Szkoleniowiec Cracovii Jacek Zieliński ujawnił po zwycięskim spotkaniu z Ruchem w Chorzowie 3:2, że jego podopieczni potrzebowali po pierwszej połowie odpowiedniej reprymendy, aby lepiej prezentować się po zmianie stron.
– To był dziwny, specyficzny mecz. Dwie różne połowy. Pierwsza poza początkiem zdecydowanie należała do Ruchu, który dominował i dobrze się złożyło, że przegrywaliśmy tylko 1:2 – przyznał Zieliński, cytowany przez oficjalną stronę Ruchu.
– W przerwie padło kilka męskich słów, wytłumaczyliśmy sobie, co robimy źle, co musimy poprawić. I rzeczywiście na drugą połowę zespół wyszedł odmieniony – kontynuował opiekun „Pasów”.

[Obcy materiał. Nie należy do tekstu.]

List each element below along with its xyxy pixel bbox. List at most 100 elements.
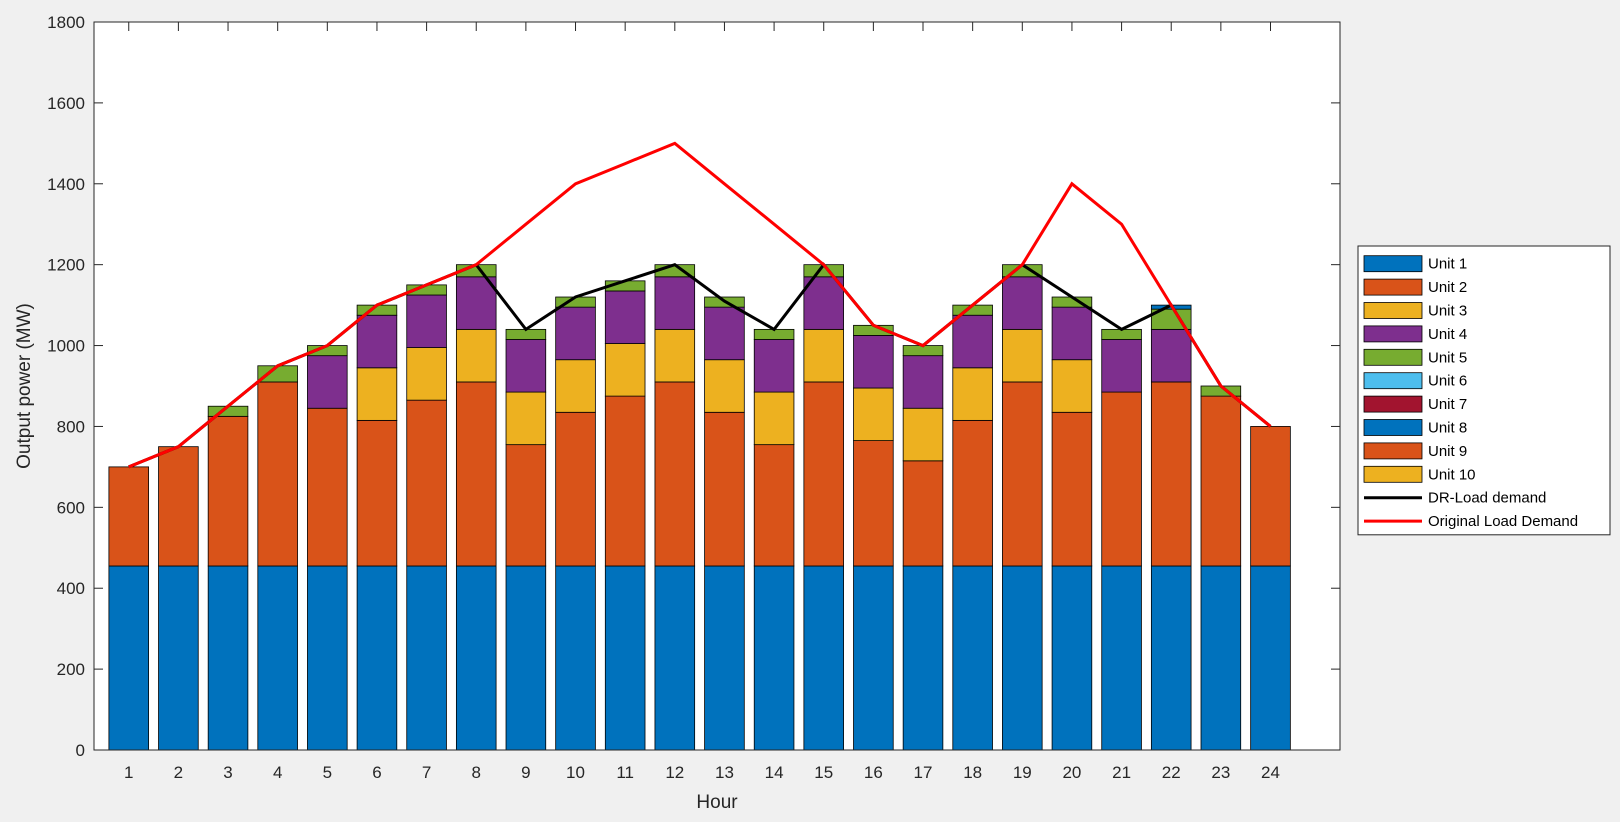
bar-segment-unit-3 <box>753 391 795 446</box>
y-tick-label: 1000 <box>47 337 85 356</box>
bar-segment-unit-3 <box>356 367 398 421</box>
bar-segment-unit-1 <box>257 565 298 751</box>
bar-segment-unit-1 <box>505 565 547 751</box>
bar-segment-unit-1 <box>1200 565 1242 751</box>
legend-swatch <box>1363 348 1423 366</box>
bar-segment-unit-3 <box>1002 328 1043 383</box>
legend-label: Unit 6 <box>1428 373 1467 390</box>
bar-segment-unit-1 <box>207 565 249 751</box>
legend-label: Unit 4 <box>1428 326 1467 343</box>
y-tick-label: 0 <box>76 741 85 760</box>
legend-swatch <box>1363 465 1423 483</box>
x-tick-label: 1 <box>124 763 133 782</box>
bar-segment-unit-1 <box>1002 565 1043 751</box>
bar-segment-unit-1 <box>307 565 348 751</box>
legend-swatch <box>1363 302 1423 319</box>
x-tick-label: 12 <box>665 763 684 782</box>
bar-segment-unit-4 <box>505 339 547 393</box>
bar-segment-unit-4 <box>654 276 696 330</box>
bar-segment-unit-4 <box>1051 306 1093 361</box>
y-tick-label: 1800 <box>47 13 85 32</box>
bar-segment-unit-1 <box>108 565 150 751</box>
bar-segment-unit-2 <box>158 446 199 567</box>
bar-segment-unit-2 <box>1051 411 1093 567</box>
bar-segment-unit-1 <box>853 565 894 751</box>
bar-segment-unit-2 <box>604 395 646 567</box>
legend-swatch <box>1363 255 1423 273</box>
bar-segment-unit-2 <box>654 381 696 567</box>
bar-segment-unit-3 <box>555 359 596 413</box>
y-tick-label: 1400 <box>47 175 85 194</box>
x-tick-label: 4 <box>273 763 282 782</box>
y-tick-label: 1200 <box>47 256 85 275</box>
bar-segment-unit-2 <box>1200 395 1242 567</box>
bar-segment-unit-2 <box>555 411 596 567</box>
bar-segment-unit-3 <box>505 391 547 446</box>
bar-segment-unit-2 <box>455 381 497 567</box>
x-tick-label: 22 <box>1162 763 1181 782</box>
legend-label: Unit 1 <box>1428 256 1467 273</box>
bar-segment-unit-2 <box>356 419 398 567</box>
legend-label: Unit 5 <box>1428 349 1467 366</box>
legend-swatch <box>1363 278 1423 296</box>
bar-segment-unit-4 <box>356 314 398 369</box>
bar-segment-unit-3 <box>1051 359 1093 413</box>
bar-segment-unit-4 <box>952 314 993 369</box>
bar-segment-unit-5 <box>257 365 298 383</box>
x-tick-label: 7 <box>422 763 431 782</box>
bar-segment-unit-1 <box>158 565 199 751</box>
axes-box <box>93 21 1341 751</box>
x-tick-label: 13 <box>715 763 734 782</box>
bar-segment-unit-1 <box>952 565 993 751</box>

– Cieszę się z tego, że była pozytywna reakcja i wydarliśmy Ruchowi to zwycięstwo z gardła. Wiedzieliśmy, że Ruch tego tempa nie wytrzyma – podsumował Zieliński.
„Pasy” po dwunastej wygranej w sezonie odzyskały trzecią pozycję w tabeli. W najbliższy weekend ekipa z Małopolski zagra na wyjeździe z Lechem Poznań.